“Light is therefore colour.”
– J.M.W. Turner
Joseph Mallord William Turner was born in England on April 23, 1775. His family lived above his father’s barber shop and young Joseph began to sketch pictures at a young age. By the time he was 13, some of his drawings were sold from his father’s shop. At the age of 15 he became a student at the Royal Academy of Art in London. He continued to sketch and work with watercolours. While he mostly sketched buildings and architecture, he started to draw some pictures of the sea.
Turner painted his first oil painting in 1796. It was called Fishermen at Sea. Critics loved the painting and Turner gained a national reputation as a talented artist.
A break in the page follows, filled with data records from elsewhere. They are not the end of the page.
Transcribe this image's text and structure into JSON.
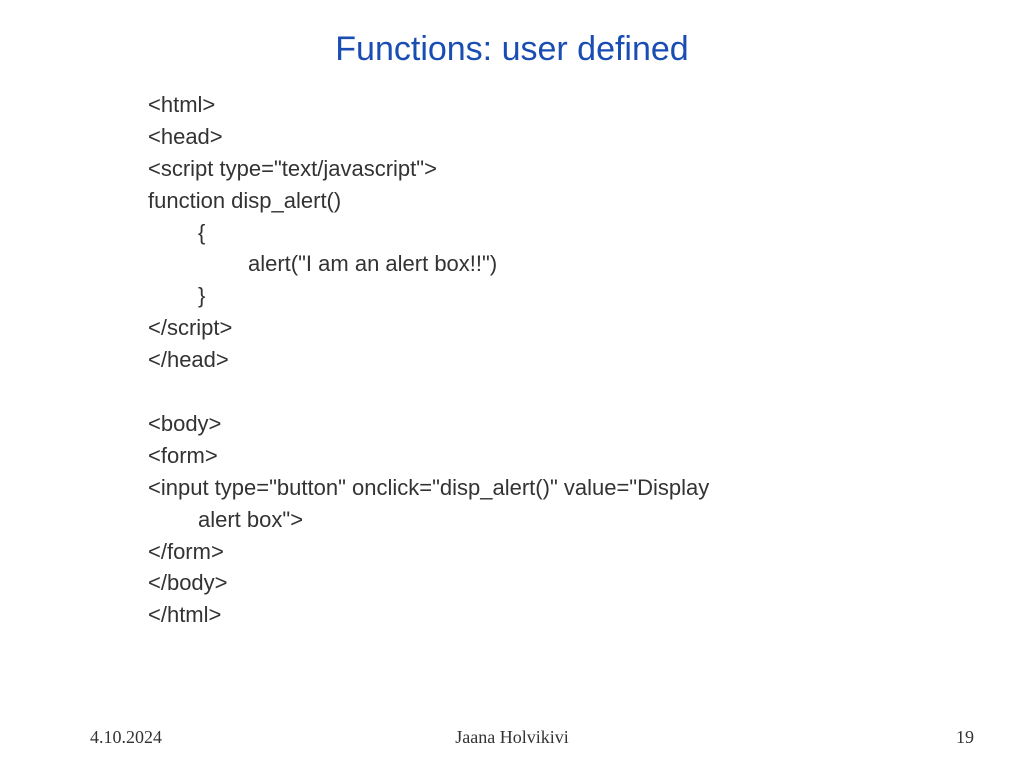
{
  "title": "Functions: user defined",
  "code": {
    "l1": "<html>",
    "l2": "<head>",
    "l3": "<script type=\"text/javascript\">",
    "l4": "function disp_alert()",
    "l5": "{",
    "l6": "alert(\"I am an alert box!!\")",
    "l7": "}",
    "l8": "</script>",
    "l9": "</head>",
    "l10": "<body>",
    "l11": "<form>",
    "l12a": "<input type=\"button\" onclick=\"disp_alert()\" value=\"Display",
    "l12b": "alert box\">",
    "l13": "</form>",
    "l14": "</body>",
    "l15": "</html>"
  },
  "footer": {
    "date": "4.10.2024",
    "author": "Jaana Holvikivi",
    "page": "19"
  }
}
He was known for being solitary, silent and totally devoted to drawing with a reputation for eccentricity.
In 1807, Turner accepted a position as professor at the Royal Academy, where he lectured until 1828. He grew increasingly eccentric and secretive, avoiding contact with virtually everyone except for his father who lived with him for 30 years. Turner continued to hold exhibitions but begrudgingly sold his paintings. And later in life became so fond of his paintings he called them “family” and refused to sell them. In his will, Turner asked for all his paintings to be displayed in a public gallery – as they are today- at the Tate Exhibition.
Known as the “Painter of Light,” he was fascinated by the power of nature, especially the ocean and the sun. In the painting Snow Storm which critics called “soap-suds and whitewash,” Turner claimed to a friend that he had actually been tied to the mast of a ship in order to experience the drama of a storm at sea firsthand.
Students used many different techniques to create their Turner inspired sunsets. They painted watercolours wet into wet and used tissues to blend the colours. The sea had an under painting of watercolours and was finished off with layered acrylic paint.